Este principio de lo común puede extenderse más allá del ámbito de las tecnologías de la información y las comunicaciones. Dardot y Laval ponen el ejemplo de la agricultura, con un común de semillas:

Tenemos ahí un buen ejemplo de la institución de común mediante la fijación de ciertas reglas, destinadas al mismo tiempo a luchar contra la biopiratería y a asegurar una puesta en común efectiva de los saberes, ya que esta puesta en común no es únicamente local sino ya transnacional. Tal institución, lo más alejada posible de lo que es el Banco Mundial de Semillas -controlado por los Estados y por las grandes empresas-, ganaría coordinándose con otras instituciones del mismo tipo a escala mundial, de tal manera que se creen las bases para un común mundial de semillas. En todo caso, un ejemplo como éste nos enseña que la “guarda” de un común sólo puede ser confiada a quienes hacen de él un co-uso, y no a los Estados, que no pueden ser considerados como los guardianes de las “cosas comunes” encargados de dictar las leyes de obligado cumplimiento. El uso instituyente de los comunes no es un derecho de propiedad, es la negación en acto del derecho de propiedad en todas sus formas, porque es la única forma en que es posible hacerse cargo de lo inapropiable.

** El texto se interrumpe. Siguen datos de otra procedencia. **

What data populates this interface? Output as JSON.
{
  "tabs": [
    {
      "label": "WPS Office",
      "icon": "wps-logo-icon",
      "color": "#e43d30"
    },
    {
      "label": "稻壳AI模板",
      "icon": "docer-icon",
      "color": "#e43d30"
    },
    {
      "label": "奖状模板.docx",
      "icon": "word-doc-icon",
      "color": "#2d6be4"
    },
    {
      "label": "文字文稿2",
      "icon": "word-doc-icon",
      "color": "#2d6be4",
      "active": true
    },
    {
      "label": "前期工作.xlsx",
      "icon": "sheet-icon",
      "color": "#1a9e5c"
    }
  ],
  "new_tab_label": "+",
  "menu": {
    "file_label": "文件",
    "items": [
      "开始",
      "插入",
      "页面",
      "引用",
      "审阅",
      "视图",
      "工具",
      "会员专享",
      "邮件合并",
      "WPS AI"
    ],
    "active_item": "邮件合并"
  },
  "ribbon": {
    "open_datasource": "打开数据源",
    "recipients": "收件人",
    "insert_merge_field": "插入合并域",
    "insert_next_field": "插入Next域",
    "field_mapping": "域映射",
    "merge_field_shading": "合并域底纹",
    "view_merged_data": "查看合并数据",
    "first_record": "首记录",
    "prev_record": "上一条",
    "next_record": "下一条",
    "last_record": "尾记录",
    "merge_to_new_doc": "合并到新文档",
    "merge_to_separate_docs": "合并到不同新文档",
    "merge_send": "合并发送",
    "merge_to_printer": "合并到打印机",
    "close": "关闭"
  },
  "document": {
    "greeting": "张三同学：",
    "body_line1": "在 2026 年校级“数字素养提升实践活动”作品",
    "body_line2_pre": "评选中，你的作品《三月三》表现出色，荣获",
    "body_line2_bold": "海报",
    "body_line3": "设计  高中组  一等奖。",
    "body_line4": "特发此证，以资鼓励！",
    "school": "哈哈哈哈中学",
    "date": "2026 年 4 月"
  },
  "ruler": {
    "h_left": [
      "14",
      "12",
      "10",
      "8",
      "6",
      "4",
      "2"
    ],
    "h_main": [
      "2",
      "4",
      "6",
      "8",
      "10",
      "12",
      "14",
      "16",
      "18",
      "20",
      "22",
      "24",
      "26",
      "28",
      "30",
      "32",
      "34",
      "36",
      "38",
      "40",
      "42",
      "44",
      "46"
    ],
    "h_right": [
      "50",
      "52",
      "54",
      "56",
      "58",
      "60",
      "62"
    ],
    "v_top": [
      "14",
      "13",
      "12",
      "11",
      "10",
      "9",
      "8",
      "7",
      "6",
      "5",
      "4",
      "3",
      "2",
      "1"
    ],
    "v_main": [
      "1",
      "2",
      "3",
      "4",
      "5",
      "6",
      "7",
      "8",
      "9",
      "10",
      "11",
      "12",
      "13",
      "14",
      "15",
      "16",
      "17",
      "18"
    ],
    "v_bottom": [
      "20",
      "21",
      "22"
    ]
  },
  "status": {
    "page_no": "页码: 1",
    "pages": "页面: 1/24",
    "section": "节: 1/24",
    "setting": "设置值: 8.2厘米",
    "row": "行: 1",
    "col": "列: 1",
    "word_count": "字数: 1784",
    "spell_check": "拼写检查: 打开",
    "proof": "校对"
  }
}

Es necesario que la población tome conciencia de la emergencia de este principio de “lo común”, en contraposición a lo público y lo privado, y que usemos las instituciones que tenemos (aún cuando queramos cambiarlas) para potenciarlo. Es evidente la potencia que tendría una Renta Básica Universal para dinamizar el trabajo colaborativo y horizontal en el procomún, por poner sólo un ejemplo, quizás el de mayor transcendencia.

La posibilidad existe, en este artículo hemos explorado parte de ella. En uno posterior hablaré de la economía colaborativa, un tipo de actividad potenciada por las tecnologías de la información y las comunicaciones, ya que se suelen utilizar plataformas digitales como medio para conectar a los prosumidores interesados en el intercambio. El potencial disruptivo de la economía colaborativa es enorme, por ello merece un análisis específico.

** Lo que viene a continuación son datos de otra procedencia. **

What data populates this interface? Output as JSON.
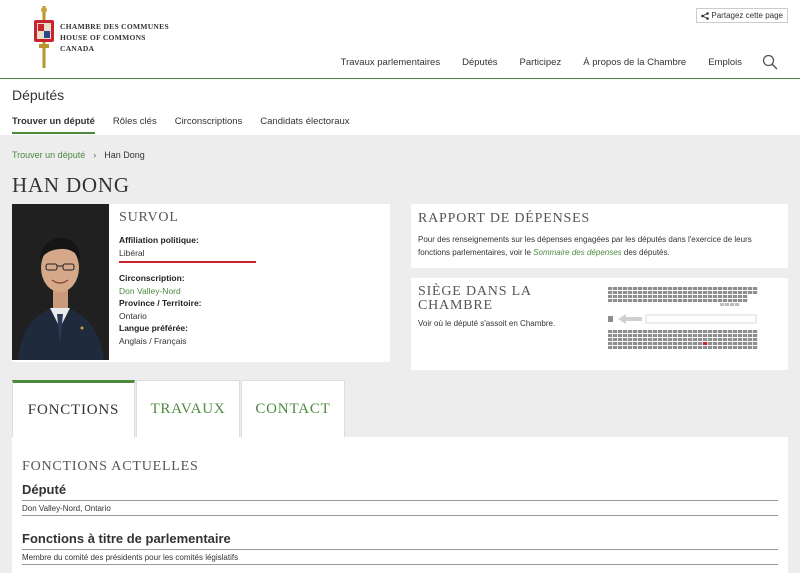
{
  "header": {
    "logo_lines": [
      "CHAMBRE DES COMMUNES",
      "HOUSE OF COMMONS",
      "CANADA"
    ],
    "share_label": "Partagez cette page",
    "nav": [
      "Travaux parlementaires",
      "Députés",
      "Participez",
      "À propos de la Chambre",
      "Emplois"
    ]
  },
  "subheader": {
    "title": "Députés",
    "tabs": [
      "Trouver un député",
      "Rôles clés",
      "Circonscriptions",
      "Candidats électoraux"
    ]
  },
  "breadcrumb": {
    "link": "Trouver un député",
    "current": "Han Dong"
  },
  "mp_name": "HAN DONG",
  "overview": {
    "title": "SURVOL",
    "affiliation_label": "Affiliation politique:",
    "affiliation_value": "Libéral",
    "riding_label": "Circonscription:",
    "riding_value": "Don Valley-Nord",
    "province_label": "Province / Territoire:",
    "province_value": "Ontario",
    "language_label": "Langue préférée:",
    "language_value": "Anglais / Français",
    "party_color": "#c8242f"
  },
  "expenses": {
    "title": "RAPPORT DE DÉPENSES",
    "text_before": "Pour des renseignements sur les dépenses engagées par les députés dans l'exercice de leurs fonctions parlementaires, voir le ",
    "link": "Sommaire des dépenses",
    "text_after": " des députés."
  },
  "seat": {
    "title": "SIÈGE DANS LA CHAMBRE",
    "text": "Voir où le député s'assoit en Chambre."
  },
  "tabs": [
    "FONCTIONS",
    "TRAVAUX",
    "CONTACT"
  ],
  "panel": {
    "section_title": "FONCTIONS ACTUELLES",
    "roles": [
      {
        "title": "Député",
        "detail": "Don Valley-Nord, Ontario"
      },
      {
        "title": "Fonctions à titre de parlementaire",
        "detail": "Membre du comité des présidents pour les comités législatifs"
      }
    ]
  },
  "colors": {
    "accent": "#4c8a3e",
    "background": "#ededed"
  }
}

(1) No es muy correcto hablar de propiedad comunal, dado que en realidad se trata de cierto tipo de derechos que los usuarios pueden ejercer sobre el bien, y que excluyen la mayoría de los usos que un auténtico propietario puede dar a un bien de su propiedad, por ejemplo venderlo, destruirlo, etc.

1 comentario:

  1. La empanada mental que hay, al menos en España, con los conceptos de público y privado es de aúpa. Supongamos que el ministerio de Defensa es propietario de un terreno que es utilizado por el ejército para sus maniobras. Con buen criterio, el propietario me prohibirá utilizar ese terreno a mí, excursionista ocasional los fines de semana, o a un pastor que quiera llevar allí su ganado a pastar: hay que evitar que una bala perdida o un obús maten a alguien. Dejando el porqué aparte, el hecho es que esos terrenos son una propiedad privada y que ello da derecho al propietario a privar a excursionistas, pastores y demás a usar del terreno. Harina de otro costal es que la titularidad del terreno en cuestión sea del estado a través del ministerio de Defensa. El error está en confundir titularidad y carácter público o privado.

    El "too big to fail" quizás sea otro ejemplo de esta confusión. En los años 70 el fabricante francés de automóviles Citröen estaba en quiebra y fue comprado por uno de sus competidores, Peugeot. Esta historia tiene su letra pequeña: la operación de compra fue auspiciada por el gobierno del país. Desde un punto de vista legal Citröen era una empresa privada y, por tanto, al gobierno no le debería incumbir que quebrase; máxime cuando el país contaba con otros fabricantes de coches que podrían ocupar el hueco. Sin embargo, en la práctica la quiebra de Citröen no tiene las mismas consecuencias que la quiebra de una panadería. ¿Era, entonces, de facto aquella Citröen tan privada? ¿Lo era también aquella General Motors rescatada en el año 2009 por el gobierno de los Estados Unidos?